Venue: Barangaroo Reserve (Barangaroo NSW), Jan 15, 2021
Music: Paul Mac
Lyrics: Lachlan Philpott
Director: Kate Champion
Cast: Andrew Bukenya, Jacqui Dark, HANDSOME, Joyride, Brendan Maclean, Ngaiire, Marcus Whale, Inner West Voices, Sydney Philharmonia Choirs, Sydney Conservatorium of Music
Images by Bianca De Marchi
English pop music legend George Michael passed away Christmas Day 2016. His death (and life) holds special meaning for the diverse and bohemian suburb of Newtown in Sydney, where a mural was painted soon after by graffiti artist Scott Marsh, on a wall outside the home of musician Paul Mac.
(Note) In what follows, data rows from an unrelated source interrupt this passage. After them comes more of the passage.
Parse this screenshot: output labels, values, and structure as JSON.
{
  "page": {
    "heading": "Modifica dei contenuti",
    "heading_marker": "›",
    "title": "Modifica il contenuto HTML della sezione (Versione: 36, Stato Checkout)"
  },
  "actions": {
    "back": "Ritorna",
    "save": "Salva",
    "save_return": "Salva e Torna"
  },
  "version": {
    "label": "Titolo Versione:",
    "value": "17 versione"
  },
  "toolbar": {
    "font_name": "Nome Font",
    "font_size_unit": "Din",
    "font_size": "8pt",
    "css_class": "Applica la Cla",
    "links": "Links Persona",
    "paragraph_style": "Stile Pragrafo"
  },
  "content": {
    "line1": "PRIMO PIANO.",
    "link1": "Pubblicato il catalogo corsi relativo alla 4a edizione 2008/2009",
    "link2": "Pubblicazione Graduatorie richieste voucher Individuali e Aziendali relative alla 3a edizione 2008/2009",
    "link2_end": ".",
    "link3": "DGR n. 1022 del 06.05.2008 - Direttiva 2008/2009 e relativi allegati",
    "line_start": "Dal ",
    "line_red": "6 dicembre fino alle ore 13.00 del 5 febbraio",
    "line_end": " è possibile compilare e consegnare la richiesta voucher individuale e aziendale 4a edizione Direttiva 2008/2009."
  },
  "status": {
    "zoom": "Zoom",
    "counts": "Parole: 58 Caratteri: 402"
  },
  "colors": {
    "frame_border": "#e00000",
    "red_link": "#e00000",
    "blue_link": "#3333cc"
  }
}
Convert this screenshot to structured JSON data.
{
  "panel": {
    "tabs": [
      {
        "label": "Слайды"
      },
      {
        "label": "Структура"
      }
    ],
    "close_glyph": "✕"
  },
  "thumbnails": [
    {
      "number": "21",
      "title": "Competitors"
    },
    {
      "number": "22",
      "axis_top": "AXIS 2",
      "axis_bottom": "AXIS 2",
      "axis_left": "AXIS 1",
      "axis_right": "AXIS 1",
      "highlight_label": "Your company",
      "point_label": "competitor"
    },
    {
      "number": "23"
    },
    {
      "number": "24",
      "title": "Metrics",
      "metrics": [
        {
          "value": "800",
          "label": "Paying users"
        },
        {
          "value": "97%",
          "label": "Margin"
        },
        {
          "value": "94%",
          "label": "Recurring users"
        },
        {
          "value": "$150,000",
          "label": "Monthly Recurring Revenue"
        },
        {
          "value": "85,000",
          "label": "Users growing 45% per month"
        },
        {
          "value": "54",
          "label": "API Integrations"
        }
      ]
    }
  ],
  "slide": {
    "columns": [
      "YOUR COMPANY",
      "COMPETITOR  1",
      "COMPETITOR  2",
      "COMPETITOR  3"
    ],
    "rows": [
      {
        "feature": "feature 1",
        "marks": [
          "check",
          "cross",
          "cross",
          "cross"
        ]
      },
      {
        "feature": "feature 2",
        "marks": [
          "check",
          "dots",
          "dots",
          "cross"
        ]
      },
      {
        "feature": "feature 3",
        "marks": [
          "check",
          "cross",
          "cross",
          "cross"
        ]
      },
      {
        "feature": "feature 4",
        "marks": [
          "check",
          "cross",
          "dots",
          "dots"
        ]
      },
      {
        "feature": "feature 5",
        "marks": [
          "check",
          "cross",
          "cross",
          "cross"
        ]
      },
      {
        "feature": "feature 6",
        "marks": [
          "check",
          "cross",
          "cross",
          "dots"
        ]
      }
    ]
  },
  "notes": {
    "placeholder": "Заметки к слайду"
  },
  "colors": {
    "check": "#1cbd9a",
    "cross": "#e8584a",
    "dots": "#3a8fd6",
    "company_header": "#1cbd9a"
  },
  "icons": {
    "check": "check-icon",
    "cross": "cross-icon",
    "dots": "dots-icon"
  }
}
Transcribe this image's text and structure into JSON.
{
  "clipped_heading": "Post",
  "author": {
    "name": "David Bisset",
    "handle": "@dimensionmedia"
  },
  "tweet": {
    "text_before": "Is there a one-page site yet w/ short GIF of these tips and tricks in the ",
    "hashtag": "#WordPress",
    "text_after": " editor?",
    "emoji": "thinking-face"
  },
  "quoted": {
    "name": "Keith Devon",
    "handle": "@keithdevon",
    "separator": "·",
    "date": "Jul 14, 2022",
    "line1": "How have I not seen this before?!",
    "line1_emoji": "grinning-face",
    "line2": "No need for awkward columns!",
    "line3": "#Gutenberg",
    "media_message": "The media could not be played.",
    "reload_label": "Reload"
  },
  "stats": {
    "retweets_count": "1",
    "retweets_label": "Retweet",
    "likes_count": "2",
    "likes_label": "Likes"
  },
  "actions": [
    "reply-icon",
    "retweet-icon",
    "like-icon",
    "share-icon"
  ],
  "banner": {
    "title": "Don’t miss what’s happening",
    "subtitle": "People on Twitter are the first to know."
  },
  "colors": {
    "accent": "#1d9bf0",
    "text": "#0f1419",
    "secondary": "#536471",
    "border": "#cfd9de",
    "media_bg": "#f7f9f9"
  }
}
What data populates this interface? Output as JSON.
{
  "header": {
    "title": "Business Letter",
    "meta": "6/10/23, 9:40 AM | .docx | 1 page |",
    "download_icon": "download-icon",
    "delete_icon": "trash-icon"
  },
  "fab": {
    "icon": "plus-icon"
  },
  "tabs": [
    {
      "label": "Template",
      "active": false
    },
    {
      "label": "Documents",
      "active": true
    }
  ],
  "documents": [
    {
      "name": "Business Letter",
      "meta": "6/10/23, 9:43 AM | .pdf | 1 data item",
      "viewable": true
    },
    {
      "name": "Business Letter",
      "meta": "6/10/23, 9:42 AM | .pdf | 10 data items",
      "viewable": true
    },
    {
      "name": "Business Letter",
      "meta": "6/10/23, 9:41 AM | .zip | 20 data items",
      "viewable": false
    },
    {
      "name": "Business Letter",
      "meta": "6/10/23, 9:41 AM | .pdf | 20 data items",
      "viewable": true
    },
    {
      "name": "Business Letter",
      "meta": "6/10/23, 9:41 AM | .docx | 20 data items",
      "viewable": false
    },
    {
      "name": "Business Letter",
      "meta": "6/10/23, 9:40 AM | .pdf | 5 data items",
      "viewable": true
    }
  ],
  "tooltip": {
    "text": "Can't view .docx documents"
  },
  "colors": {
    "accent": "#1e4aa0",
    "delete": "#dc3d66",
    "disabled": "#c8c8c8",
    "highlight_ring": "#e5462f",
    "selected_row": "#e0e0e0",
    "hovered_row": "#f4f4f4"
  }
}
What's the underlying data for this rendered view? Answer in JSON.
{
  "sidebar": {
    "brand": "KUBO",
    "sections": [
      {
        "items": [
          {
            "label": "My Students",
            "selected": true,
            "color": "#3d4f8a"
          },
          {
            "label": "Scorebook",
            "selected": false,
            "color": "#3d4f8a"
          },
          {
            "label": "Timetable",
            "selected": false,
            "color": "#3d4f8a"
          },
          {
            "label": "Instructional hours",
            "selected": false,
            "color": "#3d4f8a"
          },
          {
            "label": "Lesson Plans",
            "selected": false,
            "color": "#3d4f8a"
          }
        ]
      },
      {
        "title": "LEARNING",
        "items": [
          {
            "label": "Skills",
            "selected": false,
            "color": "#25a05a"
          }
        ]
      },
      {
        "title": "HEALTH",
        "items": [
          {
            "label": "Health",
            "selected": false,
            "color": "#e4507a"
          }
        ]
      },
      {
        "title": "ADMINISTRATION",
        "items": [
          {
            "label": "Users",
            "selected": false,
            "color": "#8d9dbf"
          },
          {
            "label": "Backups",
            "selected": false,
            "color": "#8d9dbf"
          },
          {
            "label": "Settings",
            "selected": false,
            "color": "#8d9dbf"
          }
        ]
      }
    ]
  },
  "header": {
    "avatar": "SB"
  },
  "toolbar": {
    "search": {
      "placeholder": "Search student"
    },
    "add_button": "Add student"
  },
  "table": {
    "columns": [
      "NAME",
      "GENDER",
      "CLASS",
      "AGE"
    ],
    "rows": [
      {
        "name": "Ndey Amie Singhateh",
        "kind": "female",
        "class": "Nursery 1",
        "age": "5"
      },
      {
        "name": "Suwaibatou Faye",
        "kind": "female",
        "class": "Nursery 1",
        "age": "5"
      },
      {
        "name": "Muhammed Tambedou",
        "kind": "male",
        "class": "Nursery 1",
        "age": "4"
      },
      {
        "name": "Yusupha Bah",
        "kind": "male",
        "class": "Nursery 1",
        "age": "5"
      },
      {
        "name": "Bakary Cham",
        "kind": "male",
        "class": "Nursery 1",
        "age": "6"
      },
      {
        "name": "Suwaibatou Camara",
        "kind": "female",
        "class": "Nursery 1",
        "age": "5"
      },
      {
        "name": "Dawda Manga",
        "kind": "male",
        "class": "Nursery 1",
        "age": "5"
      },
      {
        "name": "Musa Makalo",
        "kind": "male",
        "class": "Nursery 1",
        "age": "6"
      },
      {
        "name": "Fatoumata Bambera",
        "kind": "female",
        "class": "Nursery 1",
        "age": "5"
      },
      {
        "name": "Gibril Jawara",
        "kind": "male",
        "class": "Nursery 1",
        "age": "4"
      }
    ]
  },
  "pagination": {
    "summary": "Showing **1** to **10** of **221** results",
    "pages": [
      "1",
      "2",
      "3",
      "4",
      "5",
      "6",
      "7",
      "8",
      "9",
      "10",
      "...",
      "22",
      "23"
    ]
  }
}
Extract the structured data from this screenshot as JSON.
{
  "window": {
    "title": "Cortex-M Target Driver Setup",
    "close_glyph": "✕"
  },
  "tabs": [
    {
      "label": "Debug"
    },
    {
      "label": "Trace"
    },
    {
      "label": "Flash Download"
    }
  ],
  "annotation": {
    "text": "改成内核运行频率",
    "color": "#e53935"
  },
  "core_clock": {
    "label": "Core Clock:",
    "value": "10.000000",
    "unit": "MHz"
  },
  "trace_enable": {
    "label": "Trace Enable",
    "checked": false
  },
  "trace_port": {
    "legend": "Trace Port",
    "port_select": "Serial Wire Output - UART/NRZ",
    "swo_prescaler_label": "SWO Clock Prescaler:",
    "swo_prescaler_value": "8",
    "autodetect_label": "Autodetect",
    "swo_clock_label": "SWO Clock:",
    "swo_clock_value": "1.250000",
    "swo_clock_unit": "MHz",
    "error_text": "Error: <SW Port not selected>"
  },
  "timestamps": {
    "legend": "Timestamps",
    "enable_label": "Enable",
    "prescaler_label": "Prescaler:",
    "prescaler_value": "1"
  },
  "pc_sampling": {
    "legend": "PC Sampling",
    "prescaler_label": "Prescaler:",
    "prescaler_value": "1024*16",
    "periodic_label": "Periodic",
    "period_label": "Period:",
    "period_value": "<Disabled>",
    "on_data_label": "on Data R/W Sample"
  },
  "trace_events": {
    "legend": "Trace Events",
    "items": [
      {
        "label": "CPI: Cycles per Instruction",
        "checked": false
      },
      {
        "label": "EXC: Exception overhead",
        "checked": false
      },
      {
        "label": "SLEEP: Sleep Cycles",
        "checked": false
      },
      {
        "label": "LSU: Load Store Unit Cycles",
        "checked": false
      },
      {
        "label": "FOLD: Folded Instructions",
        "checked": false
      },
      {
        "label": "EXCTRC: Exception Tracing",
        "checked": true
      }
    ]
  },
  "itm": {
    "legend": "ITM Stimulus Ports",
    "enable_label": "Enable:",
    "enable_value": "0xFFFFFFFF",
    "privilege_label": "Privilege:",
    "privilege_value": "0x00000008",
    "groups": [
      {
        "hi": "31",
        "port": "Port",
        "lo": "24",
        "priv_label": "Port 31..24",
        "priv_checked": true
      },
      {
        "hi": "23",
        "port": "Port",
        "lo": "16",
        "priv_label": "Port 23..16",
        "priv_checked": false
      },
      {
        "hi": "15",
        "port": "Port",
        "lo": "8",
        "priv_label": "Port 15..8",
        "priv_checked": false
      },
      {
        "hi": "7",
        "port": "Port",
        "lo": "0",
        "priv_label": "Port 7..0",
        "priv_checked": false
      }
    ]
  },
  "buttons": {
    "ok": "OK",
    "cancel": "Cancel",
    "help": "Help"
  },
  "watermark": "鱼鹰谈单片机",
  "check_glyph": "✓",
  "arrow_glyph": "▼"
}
Passengers on a busy train line would pass by many times every hour, watching a sanctified commemoration of St George, complete with spliff and beer bottle, as if blessing Sydneysiders from an ironic but unequivocally loving heaven.
It was a difficult time for Australia, leading up to the same-sex marriage referendum in Sep 2017. Our divisions had become severe and overt like never before, but there he was, St George with a Pride flag draped around his shoulders, in a mock religious style, providing comfort and reassurance. The gay icon had left behind an unparalleled legacy. Emanating from the spray painted image, were memories of his achievements, escapades and defiance, a constant reminder that all will be fine, in the midst of daily homophobic attacks on virtually every media platform.
Days after it was made official that marriage equality would come to pass, our beloved St George was defiled. Black paint was smeared all over what had quickly become a landmark, by Christian fundamentalists, who claimed it an insulting portrayal of Jesus Christ. Our community was left reeling. The artists went to work. The Rise And Fall Of Saint George is a collection of songs by Paul Mac and playwright Lachlan Philpott, documenting that assault on Newtown and Sydney’s queer community. It deals with trauma not only of that fateful moment, but is in fact, a meditation on the lifelong persecution suffered by all of us whose sexual and gender identities dare deviate from the straight and narrow.
Like Michael’s own music, the work here is consistently melancholic, whether the rhythms are buoyant or sentimental. Peppered with deeply affecting moments of Mac addressing the audience from his piano, with first-hand accounts of precious memories, the entire experience is a tender one. A choir (conducted by Emily Irvine) and solo singers perform each number with admirable passion, often with flamboyant embellishments, but always sincere in their approach. Video projections by Tony Melov are evocative enhancements offering invaluable flashbacks, that return us to some very emotional days.
From his early days hiding in the closet, afraid of the myriad devastating repercussions if found out, to a rejuvenated existence that is unapologetically loud and proud, the George Michael narrative is one that all in this community is intimately familiar with. Violence is nothing new to us, and the more we have to endure it, the more brilliant we shine.